Mortgage Rates were generally unchanged today, keeping them near their recent and all-time lows. Lately, mortgage rates have been holding increasingly steady despite fluctuations in US Treasuries. That’s mostly been a frustration for rate watchers who’ve seen Treasuries creep lower while mortgage rates have not. But the tables turned today as Treasuries moved back in the other direction while the underlying MBS markets (“mortgage backed securities” which most directly influence mortgage rates) held relatively steady.

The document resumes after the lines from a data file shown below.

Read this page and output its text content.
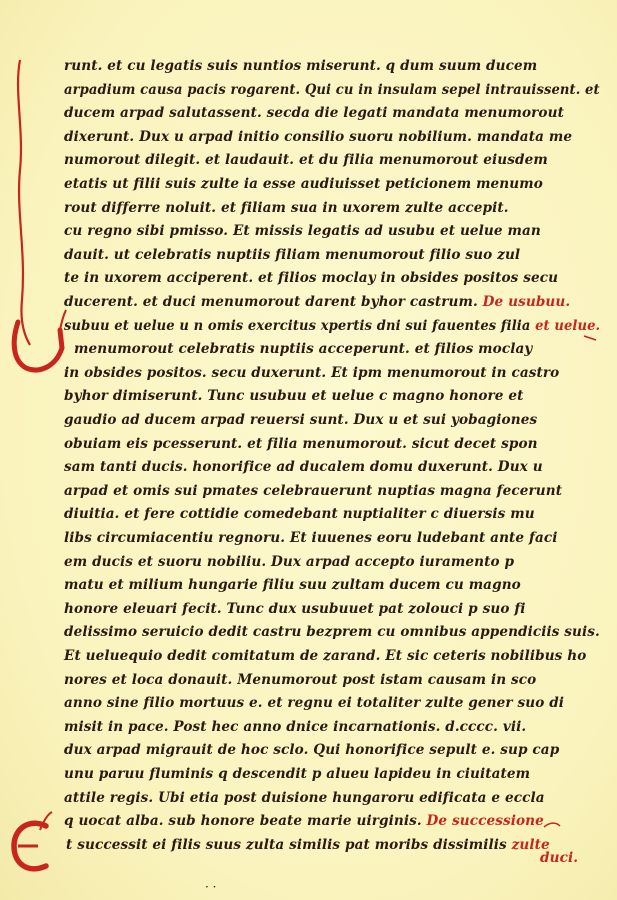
runt. et cu legatis suis nuntios miserunt. q dum suum ducem
arpadium causa pacis rogarent. Qui cu in insulam sepel intrauissent. et
ducem arpad salutassent. secda die legati mandata menumorout
dixerunt. Dux u arpad initio consilio suoru nobilium. mandata me
numorout dilegit. et laudauit. et du filia menumorout eiusdem
etatis ut filii suis zulte ia esse audiuisset peticionem menumo
rout differre noluit. et filiam sua in uxorem zulte accepit.
cu regno sibi pmisso. Et missis legatis ad usubu et uelue man
dauit. ut celebratis nuptiis filiam menumorout filio suo zul
te in uxorem acciperent. et filios moclay in obsides positos secu
ducerent. et duci menumorout darent byhor castrum. De usubuu.
subuu et uelue u n omis exercitus xpertis dni sui fauentes filia et uelue.
menumorout celebratis nuptiis acceperunt. et filios moclay
in obsides positos. secu duxerunt. Et ipm menumorout in castro
byhor dimiserunt. Tunc usubuu et uelue c magno honore et
gaudio ad ducem arpad reuersi sunt. Dux u et sui yobagiones
obuiam eis pcesserunt. et filia menumorout. sicut decet spon
sam tanti ducis. honorifice ad ducalem domu duxerunt. Dux u
arpad et omis sui pmates celebrauerunt nuptias magna fecerunt
diuitia. et fere cottidie comedebant nuptialiter c diuersis mu
libs circumiacentiu regnoru. Et iuuenes eoru ludebant ante faci
em ducis et suoru nobiliu. Dux arpad accepto iuramento p
matu et milium hungarie filiu suu zultam ducem cu magno
honore eleuari fecit. Tunc dux usubuuet pat zolouci p suo fi
delissimo seruicio dedit castru bezprem cu omnibus appendiciis suis.
Et ueluequio dedit comitatum de zarand. Et sic ceteris nobilibus ho
nores et loca donauit. Menumorout post istam causam in sco
anno sine filio mortuus e. et regnu ei totaliter zulte gener suo di
misit in pace. Post hec anno dnice incarnationis. d.cccc. vii.
dux arpad migrauit de hoc sclo. Qui honorifice sepult e. sup cap
unu paruu fluminis q descendit p alueu lapideu in ciuitatem
attile regis. Ubi etia post duisione hungaroru edificata e eccla
q uocat alba. sub honore beate marie uirginis. De successione
t successit ei filis suus zulta similis pat moribs dissimilis zulte
duci.
· ·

This keeps the Conventional 30yr Fixed Best-Execution Rate at 3.875% (read more about Best-Execution calculations). Some of the most aggressive lenders in the marketplace are getting close to offering competitive scenarios at 3.75% for the most ideally situated borrowers, but in general, there will continue to be diminishing returns for buying rates down under 3.875% until things change in the Secondary Mortgage Market.
We explained more about what that change entails in recent discussions about MBS and the structure of the secondary mortgage market. Here’s a clip from yesterday’s commentary:
3.875% is the lowest rate that fits into the most popular MBS bucket (more on buckets HERE). The next bucket lower is, by comparison, scary, untested, unproven, dangerous, unknown, and risky as far as investors are concerned. Just like you pay more for limited-edition-type items, it’s more expensive to get a mortgage that’s produced in lower quantities.
The diminishing returns under 3.875% can change over time, but the process isn’t a fast one, nor was it fast the last time the secondary market moved down to congregate at the next lower “bucket.” Last time, the move was from 4.0% buckets to 3.5%, and just happened in the last 6 months. The next move down (to 3.0% buckets) would be more gradual and might not fully happen at all unless broader bond markets hold at current levels.
It’s tough to confidently assume that bond markets will be able to hold current levels because European turmoil is a key factor in getting rates as low as they are. Thus it’s tough for investors to assume that it’s a good idea to move down to a lower MBS bucket, making it tough for rates to move decidedly lower than they are right now.
Another consideration in the phenomenon of rates having an increasingly tough time moving lower from current levels is that lenders can use their rate sheets to pace the influx of new applications. If they’re busy, they can raise rates simply to catch their breath. One Senior Loan Officer from a large regional bank spoke with us on the condition of anonymity, saying “While purchase mortgage transactions are not being impacted, capacity issues are cramping rates at regional banks. Rate throttling to control production is pushing refinance rates back to the 4.0 to 4.125%.”
Loan Originator Perspective
Jason York, Vice President of VA Operations at Prime Mortgage Lending, Inc
For those customers that are within 30 days of their closing, and are content with their rate, I am leaning towards locking most of the time. If someone is outside of that timeframe, or hasn’t gotten all of their docs in, then I tend to hold off until we are within 30 days or at least have everything submitted.
Constantine Floropoulos, Quontic Bank, VP, Sr. Loan Officer
Feels like the last few days have confirmed that the market is not ready for a leg down in best execution rates, regardless of what consumers and originators may want, the market is saying NO!
Alan Craft, Loan officer at Integrity Home Loan of Central Florida
I see no reason not to lock in right now. Rates are at all time lows. I feel it is very unlikely that rates can go lower from here.
Curt Sandfort, President of Premier Home Loans
At these prices, I am recommending that we lock clients upon receipt of signed application. Even though that means paying for longer lock periods, IMO, it is well worth it.
Today’s BEST-EXECUTION Rates
- 30YR FIXED – 3.875%
- FHA/VA -3.75%
- 15 YEAR FIXED – 3.125-3.25%
- 5 YEAR ARMS – 2.625-3. 25% depending on the lender
Ongoing Lock/Float Considerations
- Rates and costs continue to operate near all time best levels
- Current levels have experienced increasing resistance in improving much from here
- Rates could easily move higher or lower, but given the nearness to all time lows, there’s generally more risk than reward regarding floating
- But that will always be the case when rates operate near all-time levels, and as 2011 showed us, it doesn’t always mean they’re done improving.
- (As always, please keep in mind that our talk of Best-Execution always pertains to a completely ideal scenario. There can be all sorts of reasons that your quoted rate would not be the same as our average rates, and in those cases, assuming you’re following along on a day to day basis, simply use the Best-Ex levels we quote as a baseline to track potential movement in your quoted rate).